RCDs explained in plain English

SIMPLY PUT, the RCD is the most important safety device in your Consumer Unit. It prevents serious electrocution and can save lives. It can also provide some protection against electrical fires. Don't ignore the importance of this little baby!

In Spain an RCD is called an Interruptor Diferencial (ID) and is easily identified as the device with a test button marked “T” or “Test”. Back in 1992 in the UK, the 16th edition of the IEE Electrical Regulations changed the name of the long standing Earth Leakage Circuit Breaker (ELCB) to the Residual Current Device (RCD) in an attempt to more suitably describe its function.

The RCD protects all the wiring and connected electrical appliances in a Spanish home. It safe guards against leaking electricity by automatically disconnecting the electricity supply in the event of a fault. The RCD must have a minimum rating of 30 mAmps (that's a very small leakage current), which is marked on the device. In the event of earth leakage rising above 30 mAmps anywhere in the installation, the RCD trips-out and will not allow you to switch it back on until the fault is cleared or isolated. This can be inconvenient and a cause of major irritation but may just have saved a life.

A typical Spanish Consumer Unit with 4 sub-circuits, RCD & mains isolater

An RCD differs from a Circuit Breaker in that it is not a fuse. A Circuit Breaker or fuse protects against overloading and short circuit protection, whilst an RCD protects against earth leakage. To have one device that protects against all three faults is very expensive, so it’s more practical to have separate devices.

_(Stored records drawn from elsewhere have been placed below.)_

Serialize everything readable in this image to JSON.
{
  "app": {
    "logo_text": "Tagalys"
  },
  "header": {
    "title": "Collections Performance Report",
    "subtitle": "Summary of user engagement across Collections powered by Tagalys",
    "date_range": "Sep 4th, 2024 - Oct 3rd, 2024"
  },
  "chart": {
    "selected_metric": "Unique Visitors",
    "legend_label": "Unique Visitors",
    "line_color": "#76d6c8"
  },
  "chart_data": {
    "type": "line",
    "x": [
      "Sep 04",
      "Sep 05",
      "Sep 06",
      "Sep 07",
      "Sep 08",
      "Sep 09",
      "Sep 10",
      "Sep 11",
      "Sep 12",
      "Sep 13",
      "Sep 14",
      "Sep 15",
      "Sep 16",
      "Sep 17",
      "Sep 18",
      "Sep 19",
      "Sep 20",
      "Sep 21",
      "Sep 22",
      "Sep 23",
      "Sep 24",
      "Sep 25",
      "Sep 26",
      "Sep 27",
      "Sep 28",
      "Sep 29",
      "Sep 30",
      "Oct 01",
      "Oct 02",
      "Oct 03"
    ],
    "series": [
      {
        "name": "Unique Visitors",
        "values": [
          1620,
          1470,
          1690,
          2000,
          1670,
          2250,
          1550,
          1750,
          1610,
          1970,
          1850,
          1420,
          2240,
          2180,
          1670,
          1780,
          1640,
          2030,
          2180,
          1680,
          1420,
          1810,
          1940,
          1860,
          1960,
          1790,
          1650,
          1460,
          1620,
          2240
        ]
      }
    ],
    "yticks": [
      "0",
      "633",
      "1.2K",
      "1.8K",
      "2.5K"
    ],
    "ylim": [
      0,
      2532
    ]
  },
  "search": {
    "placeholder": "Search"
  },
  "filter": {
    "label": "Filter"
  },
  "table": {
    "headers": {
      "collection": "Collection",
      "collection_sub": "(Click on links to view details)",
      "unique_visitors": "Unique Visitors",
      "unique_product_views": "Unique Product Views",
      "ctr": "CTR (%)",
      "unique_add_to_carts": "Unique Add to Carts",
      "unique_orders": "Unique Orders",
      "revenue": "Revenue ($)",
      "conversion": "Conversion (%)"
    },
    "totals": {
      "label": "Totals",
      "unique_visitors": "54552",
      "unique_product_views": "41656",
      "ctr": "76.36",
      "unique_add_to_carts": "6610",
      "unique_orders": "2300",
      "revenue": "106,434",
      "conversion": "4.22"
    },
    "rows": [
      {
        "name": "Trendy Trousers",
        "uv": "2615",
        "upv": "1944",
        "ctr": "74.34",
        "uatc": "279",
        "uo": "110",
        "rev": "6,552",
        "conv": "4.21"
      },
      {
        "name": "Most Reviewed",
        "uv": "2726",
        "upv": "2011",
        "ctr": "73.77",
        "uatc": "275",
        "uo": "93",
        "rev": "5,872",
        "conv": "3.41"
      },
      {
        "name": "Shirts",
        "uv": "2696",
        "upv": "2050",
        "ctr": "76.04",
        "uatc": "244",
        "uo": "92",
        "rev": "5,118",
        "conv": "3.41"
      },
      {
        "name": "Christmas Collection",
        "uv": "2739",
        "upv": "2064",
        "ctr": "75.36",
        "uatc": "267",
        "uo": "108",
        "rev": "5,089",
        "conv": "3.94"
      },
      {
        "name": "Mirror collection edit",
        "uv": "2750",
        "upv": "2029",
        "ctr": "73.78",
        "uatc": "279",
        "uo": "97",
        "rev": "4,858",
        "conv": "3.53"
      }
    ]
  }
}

RCDs are very sensitive and they sit nice ´n quiet in your Consumer Unit (that's a Fusebox in old money) and constantly monitor your electricity supply. When it detects a leak of electricity, normally caused by damp or water ingress, running down an unintended path it disconnects the electricity supply very quickly, significantly reducing the risk of death or serious injury. It prevents conductive fixtures in the home, e.g. metal appliances, stainless steel draining boards, shower heads, copper pipework, etc. from becoming live.

Property owners should regularly test the RCD (or RCDs) every 3 months. If your RCD does not switch off the electricity supply when the test button is pressed, or if it does not reset, contact Sparks.

Every 10 years an electrician should be employed to check RCDs with specialist test equipment to ensure they trip out within 200 milli-seconds.